If you were to assess Ole Gunnar Solskjær on his first full season in charge of Manchester United, you would probably give him a passing grade. When you consider that the knives were being sharpened at the end of last year, the second half of the campaign was quite the turnaround.
It was a turnaround that was undoubtedly instigated by the arrival of Bruno Fernandes and, with the Portuguese midfielder becoming arguably the signing of the season, you would be hard pressed to find a player who has made more of an immediate mid-season impact.
His impact saw the Old Trafford outfit secure a return to the Champions League next season in the nick of time, after hunting down Leicester on the final day of the season. Given where they found themselves a few months previously, it was a job well done by the Red Devils.
Although there were undoubtedly celebrations after that 2-0 win at the King Power Stadium, the mood would have been somewhat tempered either side of that game due to semi-final exits from both the F.A. Cup and the Europa League. Solskjær will look back on both and wonder what might have been.
Because although Bruno Fernandes has injected new life into the attacking phase of United’s endeavour, Ole Gunnar Solskjær has been let down in the biggest moments by his defence.
With the club continually linked with the likes of Borussia Dortmund’s Jadon Sancho or even Tottenham’s Harry Kane, you get the feeling their scouting department should be looking elsewhere.
In a season where David De Gea has shown he is susceptible to errors, his inclusion for the Europa League Semi-final clash with Sevilla was questionable, if only because Sergio Romero had been trusted with the gloves earlier in the competition.
The Argentine has been the de facto ‘keeper when it comes to United’s European exploits and, though hindsight is a wonderful thing, one does wonder whether his presence should have continued against the La Liga outfit.
Romero has looked the sharper of the two shot stoppers this season and Ole Gunnar Solskjær’s decision to call upon De Gea’s services ultimately backfired. Though it is unfair to lay the blame completely at his door, his inclusion played some part in United’s Europa League demise.
The former Atletico Madrid stopper was not at direct fault for either of Sevilla’s two goals but he no longer exudes the confidence he once had and world class performances are now few and far between.
De Gea’s decline has led to much chatter about the returning Dean Henderson who, after such an impressive stint at Sheffield United, will not be looking to warm the Old Trafford bench next season.
With Romero to choose from as well, United have unbelievable strength in depth in the goalkeeping department.

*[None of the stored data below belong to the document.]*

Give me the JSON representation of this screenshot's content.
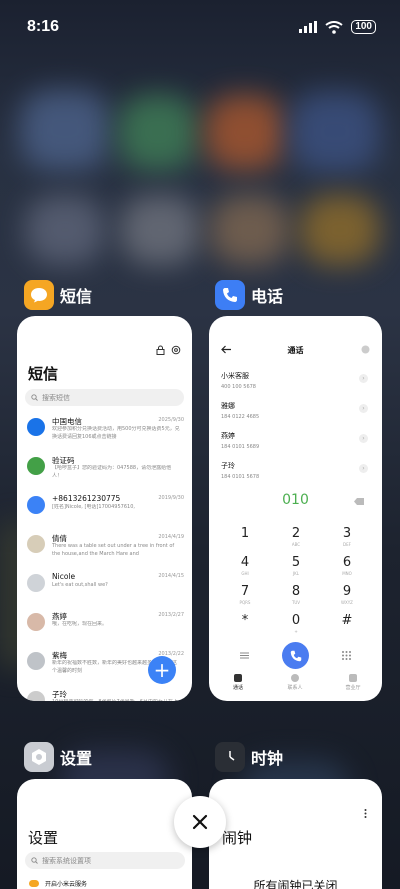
{
  "status_bar": {
    "time": "8:16",
    "battery": "100"
  },
  "colors": {
    "messages_icon": "#f5a623",
    "phone_icon": "#3d7ef5",
    "settings_icon": "#c9ccd2",
    "clock_icon": "#2a2e35",
    "fab": "#3b82f6",
    "dial_typed": "#4caf50"
  },
  "cards": {
    "messages": {
      "app_label": "短信",
      "icon": "chat-bubble-icon",
      "title": "短信",
      "search_placeholder": "搜索短信",
      "items": [
        {
          "name": "中国电信",
          "date": "2025/9/30",
          "preview": "欢迎参加积分兑换话费活动，用500分可兑换话费5元，兑换话费请回复106或点击链接",
          "avatar": "#1a73e8"
        },
        {
          "name": "验证码",
          "date": "",
          "preview": "【哈啰盒子】您的验证码为：047588，请勿泄露给他人！",
          "avatar": "#43a047"
        },
        {
          "name": "+8613261230775",
          "date": "2019/9/30",
          "preview": "[姓名]Nicole, [电话]17004957610,",
          "avatar": "#3b82f6"
        },
        {
          "name": "倩倩",
          "date": "2014/4/19",
          "preview": "There was a table set out under a tree in front of the house,and the March Hare and",
          "avatar": "#d7cdb8"
        },
        {
          "name": "Nicole",
          "date": "2014/4/15",
          "preview": "Let's eat out,shall we?",
          "avatar": "#cfd3d8"
        },
        {
          "name": "燕婷",
          "date": "2013/2/27",
          "preview": "哦，在吃呢，现在回来。",
          "avatar": "#d8b9a8"
        },
        {
          "name": "紫梅",
          "date": "2013/2/22",
          "preview": "新年的祝福数不胜数，新年的美好也越来越多越好，在这个温馨的时刻",
          "avatar": "#bfc3c8"
        },
        {
          "name": "子玲",
          "date": "",
          "preview": "10分想念可怜的你，8张照片7张最新，6月中的女儿在上班，4条大白，3只",
          "avatar": "#ccc"
        }
      ]
    },
    "phone": {
      "app_label": "电话",
      "icon": "phone-icon",
      "title": "通话",
      "contacts": [
        {
          "name": "小米客服",
          "number": "400 100 5678"
        },
        {
          "name": "雅娜",
          "number": "184 0122 4685"
        },
        {
          "name": "燕婷",
          "number": "184 0101 5689"
        },
        {
          "name": "子玲",
          "number": "184 0101 5678"
        }
      ],
      "typed": "010",
      "keys": [
        {
          "d": "1",
          "l": ""
        },
        {
          "d": "2",
          "l": "ABC"
        },
        {
          "d": "3",
          "l": "DEF"
        },
        {
          "d": "4",
          "l": "GHI"
        },
        {
          "d": "5",
          "l": "JKL"
        },
        {
          "d": "6",
          "l": "MNO"
        },
        {
          "d": "7",
          "l": "PQRS"
        },
        {
          "d": "8",
          "l": "TUV"
        },
        {
          "d": "9",
          "l": "WXYZ"
        },
        {
          "d": "*",
          "l": ""
        },
        {
          "d": "0",
          "l": "+"
        },
        {
          "d": "#",
          "l": ""
        }
      ],
      "tabs": [
        "通话",
        "联系人",
        "营业厅"
      ]
    },
    "settings": {
      "app_label": "设置",
      "icon": "gear-icon",
      "title": "设置",
      "search_placeholder": "搜索系统设置项",
      "first_item": "开启小米云服务"
    },
    "clock": {
      "app_label": "时钟",
      "icon": "clock-icon",
      "title": "闹钟",
      "message": "所有闹钟已关闭"
    }
  }
}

It presents a nice problem for Ole Gunnar Solskjær but is a problem all the same and, not only will Solskjær have to decide who plays between the sticks, but also whether the 29-year-old De Gea has a long-term future with the club.
Of course, if United are overstocked with capable goalkeepers, the same cannot be said in terms of centre-backs and, no matter the combination, it seems a perfect partnership is still some way off in the distance.
With such a large expenditure being required to land Harry Maguire from Leicester 12 months ago, it stands to reason that his performances and especially those as of late, have come under the microscope the most.
United only conceding 36 goals in the league, the third best record, but performances still have not been befitting if what you expect from a United rearguard, leaking key goals at bad times. When you consider the fearsome centre-back partnerships who have given their all for the club previously, England international Maguire and whoever plays alongside him have been short of that standard.
Whether it’s Victor Lindelof or Eric Bailly, there remains the sense that United’s defence have a soft underbelly and with opposition knowing that they can be got at, their recent cup failures have been testament to an exposed back four being caught out.
The left-back position has also caused problems lately and with Brandon Williams still looking a little rough around the edges and Luke Shaw injury prone, United’s defence can be considered no more than a work in progress.
With that said, a large amount of work has been done in a short space of time but the club aren’t quite there yet and, if they harbour any genuine hopes of wining silverware next season, world class defensive reinforcements should be top of Ole Gunnar Solskjær’s wishlist.